His face lightened as he spoke. “The child is sweet, she has been bringing me all sorts of things that the merchants drop at the market, things the other children will trade for. Seashells, old worthless coins, bits of shiny stones, strings, and other silly items. She even came up with a song to whistle at me. If only I could look after her in thanks.”
Ludia stared at him thoughtfully. “The child’s mother isn’t going to be there for her?”
Asher frowned at the dancer. “Don’t be naive. She’s a runaway slave, she’ll be caught and soon. What will happen to the child will not be pleasant.”
Ludia crossed her arms around her chest and pressed her lips. “I don’t want to meet the child.”
Asher shrugged wordlessly. Ludia huffed at him. “As if I’d want someone else to one day say goodbye to. Asher, the child wouldn’t even live that long!”
Asher closed his eyes, a weary look settling over him. “Tell me a story as we wait for this to end. The story of the boy and the bat.”
Ludia smiled bitterly. “Idiot.”
The party ended as the dawn came slowly and softly. Scraps of food became the gull’s breakfast, the coins were pocketed away, and Asher had passed quietly. They wrapped him in sailcloth, tied it to a large stone, and heaved him over.
Ludia sat on a bench in the Cerulea market gently stroking the crystal. It was now glowing slightly, a beautiful yellow color that warmed her stone-cold heart.
She was arguing with herself as she sat with a child who was eating a piece of bread. Ludia knew that this was the child that had captured Asher’s affections, the one with chocolate twisty locks of hair, tanned skin, and freckles. That child had approached her with a smile as bright as the sun, and a fistful of clay beads.
“Pretty lady, would you like to trade a few beads for a piece of bread?”
Ludia didn’t like friendly strangers. Because if she liked them too much, it was almost too hard to say goodbye. And this child wasn’t going to live long. Not in this world.
“What’s your name, child?” Ludia asked quietly.
“Meredith. Although Mama calls me Pack Rat because I collect everything I see.” the child answered.

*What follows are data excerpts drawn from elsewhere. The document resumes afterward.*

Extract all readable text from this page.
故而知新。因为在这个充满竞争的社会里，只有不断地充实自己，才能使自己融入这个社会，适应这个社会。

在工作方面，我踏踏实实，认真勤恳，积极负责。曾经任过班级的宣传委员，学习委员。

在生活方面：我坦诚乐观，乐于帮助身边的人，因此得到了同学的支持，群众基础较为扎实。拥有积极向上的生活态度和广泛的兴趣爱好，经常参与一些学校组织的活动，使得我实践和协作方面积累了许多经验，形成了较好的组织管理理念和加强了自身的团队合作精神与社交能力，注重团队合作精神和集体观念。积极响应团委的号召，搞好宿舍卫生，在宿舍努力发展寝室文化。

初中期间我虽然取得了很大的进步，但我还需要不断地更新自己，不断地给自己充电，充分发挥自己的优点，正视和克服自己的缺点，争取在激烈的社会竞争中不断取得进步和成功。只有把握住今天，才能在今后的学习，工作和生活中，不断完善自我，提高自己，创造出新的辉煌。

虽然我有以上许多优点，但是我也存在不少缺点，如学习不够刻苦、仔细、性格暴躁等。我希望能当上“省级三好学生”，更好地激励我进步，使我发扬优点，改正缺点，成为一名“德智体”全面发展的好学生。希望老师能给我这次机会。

Ludia nodded once. Meredith swung her skinny legs, dressed in rags, and she whistled a merry little tune. The yellow crystal pulsated in time with the tune. Ludia blinked and felt the beginnings of a smile at the corners of her mouth. She turned to the girl.
“Next time someone asks, tell them that your name is Pack Rat. It’s good to have a false name.”
Pack Rat stared at her with wide eyes. Then she grinned at Ludia.